One of the most popular search topics on my blog has always been compensation. I thought I would lay out historically the average benchmarks with some caveats. The first caveat is that these numbers will be skewed more towards an early/expansion stage company versus a start-up or late stage companies. The second is that with conditions worsening, a lot of companies are going to need to ask employees to take across the board pay cuts (usually in exchange for some equity) to stretch the runway out. The third is that these are non-founders stats. Founders will have much higher equity and lower salary. The fourth is that each situation is different, as is each employee, so there are trade-offs between salary and equity. That said:
CEO (non-founder)
Salary $180-200k, bonus $50k+, equity around 5-7%
CMO
Salary $150-175k, bonus $50-75k, equity around 2%
COO/CFO
Salary $150-$175k, bonus $50k, equity 1-1.5%
VP, Sales
Salary $150k, bonus tied to sales (usually in the $50-75k+ range), equity of 1-2%
Other VP spots
Salary $140-150k, bonus $25-50k, equity 0.75-1%
Director and below
The market will dictate these. Directors usually in the $110-130k range, key programmers in the $90-120k range, controller in the $50-80k range depending on experience.

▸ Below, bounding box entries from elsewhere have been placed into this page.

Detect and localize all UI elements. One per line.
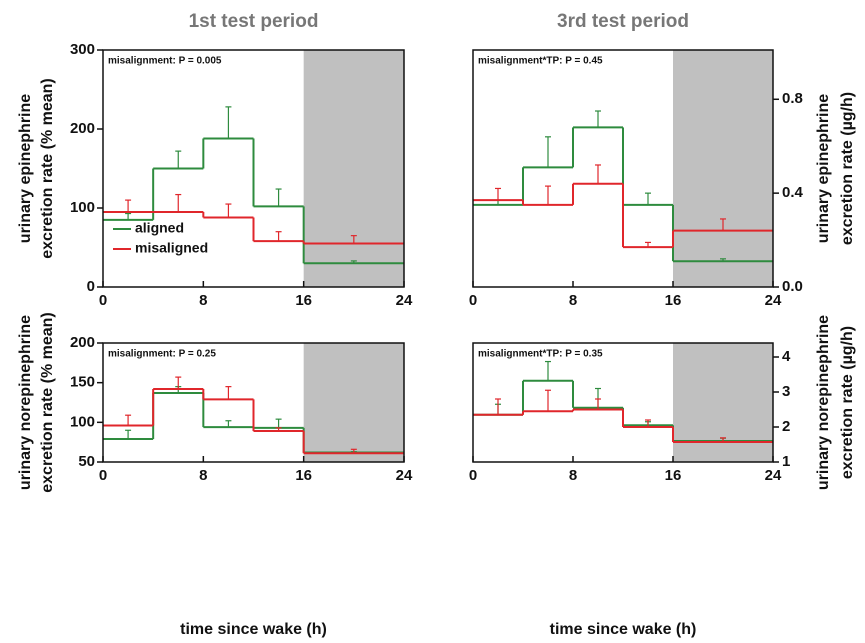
- x-tick-label: 8: [199, 292, 207, 309]
- x-tick-label: 16: [665, 467, 682, 484]
- y-tick-label: 200: [70, 120, 95, 137]
- shaded-region: [673, 343, 773, 462]
- column-title: 1st test period: [189, 11, 319, 32]
- x-tick-label: 16: [665, 292, 682, 309]
- annotation: misalignment*TP: P = 0.35: [478, 349, 603, 360]
- x-tick-label: 24: [396, 292, 413, 309]
- y-tick-label: 0: [87, 278, 95, 295]
- x-tick-label: 0: [469, 467, 477, 484]
- legend-label: aligned: [135, 220, 184, 236]
- x-axis-label: time since wake (h): [180, 621, 327, 638]
- y-tick-label: 100: [70, 413, 95, 430]
- y-axis-label: excretion rate (µg/h): [839, 92, 856, 245]
- shaded-region: [303, 343, 404, 462]
- x-tick-label: 24: [396, 467, 413, 484]
- x-tick-label: 0: [469, 292, 477, 309]
- plot-frame: [102, 342, 405, 463]
- x-axis-label: time since wake (h): [550, 621, 697, 638]
- y-axis-label: urinary norepinephrine: [815, 315, 832, 490]
- y-axis-label: urinary epinephrine: [815, 94, 832, 243]
- annotation: misalignment: P = 0.005: [108, 56, 222, 67]
- plot-frame: [472, 342, 774, 463]
- y-tick-label: 1: [782, 453, 790, 470]
- y-tick-label: 2: [782, 418, 790, 435]
- y-axis-label: urinary norepinephrine: [17, 315, 34, 490]
- x-tick-label: 24: [765, 292, 782, 309]
- y-axis-label: excretion rate (% mean): [39, 312, 56, 493]
- y-axis-label: excretion rate (µg/h): [839, 326, 856, 479]
- y-tick-label: 0.0: [782, 278, 803, 295]
- x-tick-label: 8: [569, 467, 577, 484]
- y-tick-label: 0.4: [782, 184, 804, 201]
- y-tick-label: 150: [70, 374, 95, 391]
- y-tick-label: 4: [782, 348, 791, 365]
- x-tick-label: 24: [765, 467, 782, 484]
- y-tick-label: 100: [70, 199, 95, 216]
- y-tick-label: 3: [782, 383, 790, 400]
- shaded-region: [673, 50, 773, 287]
- y-tick-label: 300: [70, 41, 95, 58]
- x-tick-label: 8: [569, 292, 577, 309]
- y-tick-label: 0.8: [782, 90, 803, 107]
- column-title: 3rd test period: [557, 11, 689, 32]
- x-tick-label: 0: [99, 292, 107, 309]
- y-axis-label: excretion rate (% mean): [39, 78, 56, 259]
- plot-frame: [472, 49, 774, 288]
- shaded-region: [303, 50, 404, 287]
- legend-label: misaligned: [135, 240, 208, 256]
- plot-frame: [102, 49, 405, 288]
- y-tick-label: 50: [78, 453, 95, 470]
- y-tick-label: 200: [70, 334, 95, 351]
- x-tick-label: 0: [99, 467, 107, 484]
- x-tick-label: 16: [295, 292, 312, 309]
- x-tick-label: 16: [295, 467, 312, 484]
- annotation: misalignment*TP: P = 0.45: [478, 56, 603, 67]
- x-tick-label: 8: [199, 467, 207, 484]
- y-axis-label: urinary epinephrine: [17, 94, 34, 243]
- annotation: misalignment: P = 0.25: [108, 349, 216, 360]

Again, these are very rough cuts. For example, a rock star CEO could easily end up at $225-$250k, $75-100k bonus. Also, I can't emphasize enough that in this current cycle, having runway (target at least 18-24 months, 12 months minimum) is your key lifeline. If you are not there, you need to sit your team down and discuss an across the board pay cut (with equity bonus tied to goals). You need to do this now so that the company has a number of months of benefit from it to stretch out the runway. Firms almost always wait too long, hoping that things will turn, and start efforts like pay cuts with only a couple of months to go. This does little to impact the runway as you have too few pay periods of savings.
Just remember: I have never (yes, never) heard a CEO bemoaning the fact that he/she reduced his/her burn too soon. I have frequently heard them comment that they wish they had done so 6-8 months earlier.
At least for the silicon valley, a “key programmer” (a director-level software engineer) makes over $200K (salary + bonus) at a large company. Assuming a silicon valley-sized mortgage and a family to feed, a salary under $120K will mean a vast majority of excellent senior engineers will not be able to afford to work for this start-up.